Use Pipe-delimiters in your flat file
SSIS 2005 does not handle embedded commas in text fields very well. Do not assume that because Excel can read your flat filethat SSIS can read it too. Even the old DTS2000 copes better with flat files than SSIS 2005 and since there is no real way to fix this, ask your data supplier for pipe-delimited flat files, or convert your flat file to a pipe-delimited file. Here is a batch script to do just this - edit it to suit you:
- :
- : Run this to a create a PIPE-Delimited file from a CSV
- : file to disambigate SSIS's behaviour.
- :
- : Parameters: 1 - Path of file to be cleaned.
- :
- : Trim lines and remove pipes
- : sed -e "s/[ \t]*$//g" -i %1
- : sed -e "s/|//g" -i %1
- : Replace "," with pipes and strip line-begin and -end inverted commas
- : sed -e "s/\",\"/|/g" -e "s/^\"//" -e "s/\"$//" -i %1
- : Unescape inverted commas
- : sed -e "s/\"\"/\"/g" -i %1
- sed -e "s/[ \t]*$//g" -e "s/|//g" -e "s/\",\"/|/g" -e "s/^\"//" -e "s/\"$//" -e "s/\"\"/\"/g" -i %1
You can get a copy of sed bundled with a collection of other useful Unix-like utilities here.
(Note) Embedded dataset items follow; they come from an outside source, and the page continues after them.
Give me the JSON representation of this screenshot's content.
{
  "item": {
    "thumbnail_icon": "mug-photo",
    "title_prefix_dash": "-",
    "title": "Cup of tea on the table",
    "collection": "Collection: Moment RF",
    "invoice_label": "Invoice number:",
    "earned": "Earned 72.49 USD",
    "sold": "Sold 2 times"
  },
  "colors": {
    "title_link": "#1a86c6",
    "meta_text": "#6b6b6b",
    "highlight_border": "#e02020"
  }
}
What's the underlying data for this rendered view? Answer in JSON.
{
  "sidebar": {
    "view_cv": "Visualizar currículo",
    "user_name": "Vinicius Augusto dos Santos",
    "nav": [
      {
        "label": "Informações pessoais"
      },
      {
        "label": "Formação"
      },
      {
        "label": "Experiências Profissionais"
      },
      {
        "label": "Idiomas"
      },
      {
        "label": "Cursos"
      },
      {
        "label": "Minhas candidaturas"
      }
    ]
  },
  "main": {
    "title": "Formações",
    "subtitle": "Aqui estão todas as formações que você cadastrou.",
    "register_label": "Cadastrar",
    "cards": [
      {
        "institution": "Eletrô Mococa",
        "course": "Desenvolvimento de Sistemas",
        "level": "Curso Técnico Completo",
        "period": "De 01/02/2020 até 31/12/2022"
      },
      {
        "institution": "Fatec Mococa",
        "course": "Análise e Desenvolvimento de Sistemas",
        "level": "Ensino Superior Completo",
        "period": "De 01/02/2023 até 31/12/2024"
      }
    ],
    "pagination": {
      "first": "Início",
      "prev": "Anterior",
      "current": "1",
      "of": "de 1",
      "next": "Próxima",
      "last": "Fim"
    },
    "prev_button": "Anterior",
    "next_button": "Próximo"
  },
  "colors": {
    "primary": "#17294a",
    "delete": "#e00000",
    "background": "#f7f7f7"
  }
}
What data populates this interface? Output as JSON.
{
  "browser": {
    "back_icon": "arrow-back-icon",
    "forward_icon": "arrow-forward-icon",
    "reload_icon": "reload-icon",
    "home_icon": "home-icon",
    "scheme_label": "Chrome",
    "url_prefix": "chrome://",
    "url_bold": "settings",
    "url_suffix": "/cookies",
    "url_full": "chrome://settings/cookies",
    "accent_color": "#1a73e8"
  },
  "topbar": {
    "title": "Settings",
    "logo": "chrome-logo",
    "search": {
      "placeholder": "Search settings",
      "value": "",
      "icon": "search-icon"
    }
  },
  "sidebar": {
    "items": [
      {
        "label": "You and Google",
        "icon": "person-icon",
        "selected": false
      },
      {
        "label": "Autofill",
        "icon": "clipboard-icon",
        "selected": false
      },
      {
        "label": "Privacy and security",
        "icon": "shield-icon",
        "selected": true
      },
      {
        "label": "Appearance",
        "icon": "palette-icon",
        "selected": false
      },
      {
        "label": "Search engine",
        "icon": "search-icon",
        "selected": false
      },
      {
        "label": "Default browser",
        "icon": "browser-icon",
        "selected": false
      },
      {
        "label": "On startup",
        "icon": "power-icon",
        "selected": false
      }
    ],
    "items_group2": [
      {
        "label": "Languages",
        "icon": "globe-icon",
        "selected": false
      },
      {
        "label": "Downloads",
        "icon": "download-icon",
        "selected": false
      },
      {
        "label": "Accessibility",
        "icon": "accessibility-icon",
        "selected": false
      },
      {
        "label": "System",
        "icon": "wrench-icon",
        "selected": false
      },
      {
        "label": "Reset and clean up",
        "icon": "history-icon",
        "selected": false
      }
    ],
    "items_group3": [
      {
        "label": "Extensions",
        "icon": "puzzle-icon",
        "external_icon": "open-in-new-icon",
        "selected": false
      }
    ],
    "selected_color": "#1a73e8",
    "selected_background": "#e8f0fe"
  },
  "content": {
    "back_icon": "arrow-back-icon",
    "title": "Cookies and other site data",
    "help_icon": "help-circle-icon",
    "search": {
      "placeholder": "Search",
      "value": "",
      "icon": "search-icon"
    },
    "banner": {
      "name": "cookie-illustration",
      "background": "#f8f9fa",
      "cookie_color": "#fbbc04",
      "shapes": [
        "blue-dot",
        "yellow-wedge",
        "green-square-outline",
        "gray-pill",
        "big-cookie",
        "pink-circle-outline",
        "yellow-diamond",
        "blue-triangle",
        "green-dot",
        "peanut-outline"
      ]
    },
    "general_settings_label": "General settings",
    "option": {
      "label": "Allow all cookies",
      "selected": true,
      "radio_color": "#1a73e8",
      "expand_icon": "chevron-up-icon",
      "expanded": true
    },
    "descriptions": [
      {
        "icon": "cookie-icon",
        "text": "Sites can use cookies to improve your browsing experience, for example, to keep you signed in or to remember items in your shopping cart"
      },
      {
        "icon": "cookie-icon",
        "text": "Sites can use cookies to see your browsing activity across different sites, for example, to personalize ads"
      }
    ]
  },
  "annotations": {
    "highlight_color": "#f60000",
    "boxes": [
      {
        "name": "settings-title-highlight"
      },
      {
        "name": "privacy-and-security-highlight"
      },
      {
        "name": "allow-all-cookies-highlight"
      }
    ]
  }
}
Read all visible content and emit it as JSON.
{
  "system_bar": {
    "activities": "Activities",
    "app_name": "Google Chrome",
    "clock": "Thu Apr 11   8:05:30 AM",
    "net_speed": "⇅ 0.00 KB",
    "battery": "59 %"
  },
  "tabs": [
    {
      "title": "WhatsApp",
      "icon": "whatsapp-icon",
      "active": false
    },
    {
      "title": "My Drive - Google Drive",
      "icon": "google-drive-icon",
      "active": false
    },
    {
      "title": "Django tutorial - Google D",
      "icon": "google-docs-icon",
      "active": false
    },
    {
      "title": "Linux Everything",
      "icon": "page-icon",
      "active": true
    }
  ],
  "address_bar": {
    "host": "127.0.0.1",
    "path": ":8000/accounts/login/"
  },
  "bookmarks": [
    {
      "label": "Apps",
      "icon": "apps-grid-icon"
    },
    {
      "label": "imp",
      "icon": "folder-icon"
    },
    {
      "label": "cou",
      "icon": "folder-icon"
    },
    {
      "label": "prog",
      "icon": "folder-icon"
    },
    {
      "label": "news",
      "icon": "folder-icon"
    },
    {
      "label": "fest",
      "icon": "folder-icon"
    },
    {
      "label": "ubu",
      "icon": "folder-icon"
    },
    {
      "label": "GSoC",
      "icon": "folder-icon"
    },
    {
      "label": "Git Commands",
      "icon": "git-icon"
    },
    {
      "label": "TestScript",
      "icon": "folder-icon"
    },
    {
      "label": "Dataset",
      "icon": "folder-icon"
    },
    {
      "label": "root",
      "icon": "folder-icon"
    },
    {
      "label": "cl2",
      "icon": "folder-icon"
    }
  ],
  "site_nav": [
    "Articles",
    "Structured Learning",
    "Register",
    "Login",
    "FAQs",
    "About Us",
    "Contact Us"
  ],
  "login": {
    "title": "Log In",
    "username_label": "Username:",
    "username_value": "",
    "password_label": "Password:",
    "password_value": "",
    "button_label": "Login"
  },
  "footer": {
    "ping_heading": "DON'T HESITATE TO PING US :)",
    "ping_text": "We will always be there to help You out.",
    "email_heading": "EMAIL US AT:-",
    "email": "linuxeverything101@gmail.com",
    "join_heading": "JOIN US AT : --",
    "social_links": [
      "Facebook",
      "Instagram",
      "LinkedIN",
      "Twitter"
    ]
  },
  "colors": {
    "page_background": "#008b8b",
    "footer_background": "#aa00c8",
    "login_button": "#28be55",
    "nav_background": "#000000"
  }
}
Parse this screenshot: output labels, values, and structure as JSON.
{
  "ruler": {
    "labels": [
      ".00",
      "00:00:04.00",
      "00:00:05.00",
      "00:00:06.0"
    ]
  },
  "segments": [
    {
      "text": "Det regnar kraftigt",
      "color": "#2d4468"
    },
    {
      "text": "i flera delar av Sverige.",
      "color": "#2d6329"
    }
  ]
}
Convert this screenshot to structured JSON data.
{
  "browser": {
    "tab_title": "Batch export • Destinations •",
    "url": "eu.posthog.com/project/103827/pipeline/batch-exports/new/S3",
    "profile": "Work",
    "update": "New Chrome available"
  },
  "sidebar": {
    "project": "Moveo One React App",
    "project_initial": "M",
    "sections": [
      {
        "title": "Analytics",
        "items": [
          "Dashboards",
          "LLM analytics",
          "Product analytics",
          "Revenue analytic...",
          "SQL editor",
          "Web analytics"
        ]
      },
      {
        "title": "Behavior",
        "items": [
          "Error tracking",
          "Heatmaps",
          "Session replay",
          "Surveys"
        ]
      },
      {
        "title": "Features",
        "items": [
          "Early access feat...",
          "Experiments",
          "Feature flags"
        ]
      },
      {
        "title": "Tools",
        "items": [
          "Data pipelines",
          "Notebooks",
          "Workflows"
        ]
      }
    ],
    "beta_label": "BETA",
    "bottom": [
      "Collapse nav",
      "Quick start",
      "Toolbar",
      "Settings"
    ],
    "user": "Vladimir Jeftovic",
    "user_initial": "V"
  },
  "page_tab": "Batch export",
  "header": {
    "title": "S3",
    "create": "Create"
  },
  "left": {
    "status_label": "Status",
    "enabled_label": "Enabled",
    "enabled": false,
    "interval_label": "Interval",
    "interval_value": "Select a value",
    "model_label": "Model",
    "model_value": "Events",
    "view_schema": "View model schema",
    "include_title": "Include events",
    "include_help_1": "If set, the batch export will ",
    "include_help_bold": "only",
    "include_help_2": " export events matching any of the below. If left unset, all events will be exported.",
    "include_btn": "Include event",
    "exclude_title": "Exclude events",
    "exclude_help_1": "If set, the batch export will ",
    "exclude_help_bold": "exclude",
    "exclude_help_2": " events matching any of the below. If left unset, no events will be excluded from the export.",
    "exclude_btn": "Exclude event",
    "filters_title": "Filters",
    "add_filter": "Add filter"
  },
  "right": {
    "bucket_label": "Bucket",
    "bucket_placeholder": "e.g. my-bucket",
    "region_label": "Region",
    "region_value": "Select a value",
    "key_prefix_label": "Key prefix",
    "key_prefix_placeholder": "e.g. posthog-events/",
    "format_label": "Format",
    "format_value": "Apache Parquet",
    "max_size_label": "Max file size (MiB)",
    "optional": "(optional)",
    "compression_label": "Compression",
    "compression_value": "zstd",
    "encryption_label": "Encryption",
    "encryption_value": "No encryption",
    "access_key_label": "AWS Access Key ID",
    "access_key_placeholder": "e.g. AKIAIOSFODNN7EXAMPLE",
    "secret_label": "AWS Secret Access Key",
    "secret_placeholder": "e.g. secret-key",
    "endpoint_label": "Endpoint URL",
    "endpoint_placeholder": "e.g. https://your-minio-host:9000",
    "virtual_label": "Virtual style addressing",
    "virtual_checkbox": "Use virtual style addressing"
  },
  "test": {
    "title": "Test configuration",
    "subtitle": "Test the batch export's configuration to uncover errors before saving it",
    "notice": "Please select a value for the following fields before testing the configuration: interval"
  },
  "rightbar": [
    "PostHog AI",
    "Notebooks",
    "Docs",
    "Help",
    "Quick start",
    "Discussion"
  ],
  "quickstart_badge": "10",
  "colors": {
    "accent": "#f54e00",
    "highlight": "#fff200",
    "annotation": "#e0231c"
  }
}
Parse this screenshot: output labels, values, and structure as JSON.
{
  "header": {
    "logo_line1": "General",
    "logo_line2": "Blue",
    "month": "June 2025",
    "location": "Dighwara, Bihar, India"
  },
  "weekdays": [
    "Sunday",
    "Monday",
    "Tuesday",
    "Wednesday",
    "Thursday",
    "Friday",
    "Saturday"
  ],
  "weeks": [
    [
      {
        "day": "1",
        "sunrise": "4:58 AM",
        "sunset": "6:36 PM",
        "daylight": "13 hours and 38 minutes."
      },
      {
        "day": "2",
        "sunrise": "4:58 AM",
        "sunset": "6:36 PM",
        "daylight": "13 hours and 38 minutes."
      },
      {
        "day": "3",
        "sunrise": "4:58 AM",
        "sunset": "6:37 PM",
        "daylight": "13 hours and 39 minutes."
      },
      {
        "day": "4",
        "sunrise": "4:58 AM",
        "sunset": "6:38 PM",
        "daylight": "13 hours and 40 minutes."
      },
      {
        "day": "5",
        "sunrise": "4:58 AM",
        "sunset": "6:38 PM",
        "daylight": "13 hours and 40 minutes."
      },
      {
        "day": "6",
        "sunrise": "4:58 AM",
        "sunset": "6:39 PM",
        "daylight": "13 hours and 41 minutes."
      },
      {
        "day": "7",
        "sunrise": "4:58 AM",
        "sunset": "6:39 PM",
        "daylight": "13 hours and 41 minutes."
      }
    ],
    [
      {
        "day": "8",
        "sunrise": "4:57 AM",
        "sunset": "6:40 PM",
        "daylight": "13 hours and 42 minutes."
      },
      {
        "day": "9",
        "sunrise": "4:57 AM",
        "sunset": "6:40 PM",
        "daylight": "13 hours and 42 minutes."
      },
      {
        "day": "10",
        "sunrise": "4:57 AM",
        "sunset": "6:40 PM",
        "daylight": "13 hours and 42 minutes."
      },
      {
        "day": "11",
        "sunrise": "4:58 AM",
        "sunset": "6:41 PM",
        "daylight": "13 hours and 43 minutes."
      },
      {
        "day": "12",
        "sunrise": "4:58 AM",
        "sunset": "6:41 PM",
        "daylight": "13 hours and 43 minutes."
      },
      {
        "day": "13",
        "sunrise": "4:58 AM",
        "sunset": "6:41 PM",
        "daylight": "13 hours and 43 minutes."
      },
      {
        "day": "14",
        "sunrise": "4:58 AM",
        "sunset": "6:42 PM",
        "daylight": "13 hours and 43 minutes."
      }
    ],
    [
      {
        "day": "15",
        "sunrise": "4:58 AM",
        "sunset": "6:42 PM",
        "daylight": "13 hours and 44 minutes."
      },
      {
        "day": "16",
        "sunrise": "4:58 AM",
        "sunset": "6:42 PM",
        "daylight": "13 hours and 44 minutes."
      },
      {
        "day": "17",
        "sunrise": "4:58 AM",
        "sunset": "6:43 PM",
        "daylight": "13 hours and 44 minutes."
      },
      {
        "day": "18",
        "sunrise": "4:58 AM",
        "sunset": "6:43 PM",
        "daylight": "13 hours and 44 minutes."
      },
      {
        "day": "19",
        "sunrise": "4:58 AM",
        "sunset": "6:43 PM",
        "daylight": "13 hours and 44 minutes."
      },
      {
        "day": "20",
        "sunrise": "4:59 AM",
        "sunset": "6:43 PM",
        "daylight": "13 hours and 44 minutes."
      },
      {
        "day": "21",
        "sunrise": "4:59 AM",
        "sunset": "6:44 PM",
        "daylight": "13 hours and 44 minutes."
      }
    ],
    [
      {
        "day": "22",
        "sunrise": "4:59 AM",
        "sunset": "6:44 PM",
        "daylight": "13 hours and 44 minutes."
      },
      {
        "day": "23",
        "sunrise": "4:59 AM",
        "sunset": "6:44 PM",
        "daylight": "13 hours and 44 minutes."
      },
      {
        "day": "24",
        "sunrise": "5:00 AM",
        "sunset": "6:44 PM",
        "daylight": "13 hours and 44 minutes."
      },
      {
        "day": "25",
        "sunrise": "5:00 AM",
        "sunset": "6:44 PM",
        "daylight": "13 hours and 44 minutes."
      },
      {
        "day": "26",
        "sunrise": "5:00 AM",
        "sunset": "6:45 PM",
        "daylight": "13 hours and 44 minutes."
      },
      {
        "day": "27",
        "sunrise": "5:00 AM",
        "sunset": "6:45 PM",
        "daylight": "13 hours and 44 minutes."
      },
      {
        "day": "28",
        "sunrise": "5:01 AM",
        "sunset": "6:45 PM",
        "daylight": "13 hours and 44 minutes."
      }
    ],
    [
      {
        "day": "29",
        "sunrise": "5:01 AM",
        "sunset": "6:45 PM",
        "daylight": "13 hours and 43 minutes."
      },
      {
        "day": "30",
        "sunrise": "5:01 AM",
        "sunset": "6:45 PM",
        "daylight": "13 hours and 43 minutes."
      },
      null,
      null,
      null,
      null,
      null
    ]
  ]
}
Order your packages in your project
Is it not obvious that SSIS packages are listed in alphabetical order in Visual Studio? It certainly is the case for C# etc,. but here it seems to be listed in an order based on creation time, or some perhaps GUID-ordered - I haven't figured it out yet. You can manually fix the order by editing the project XML-file, [ProjectName].dtproj, in which you move the <DtsPackage>..</DtsPackage> - items around to suit your preferred order:
- <DTSPackages>
- ...
- <DtsPackage>
- <Name>001 StageAccounts.dtsx</Name>
- <FullPath>001 StageAccounts.dtsx</FullPath>
- <References />
- </DtsPackage>
- ...
- </DTSPackages>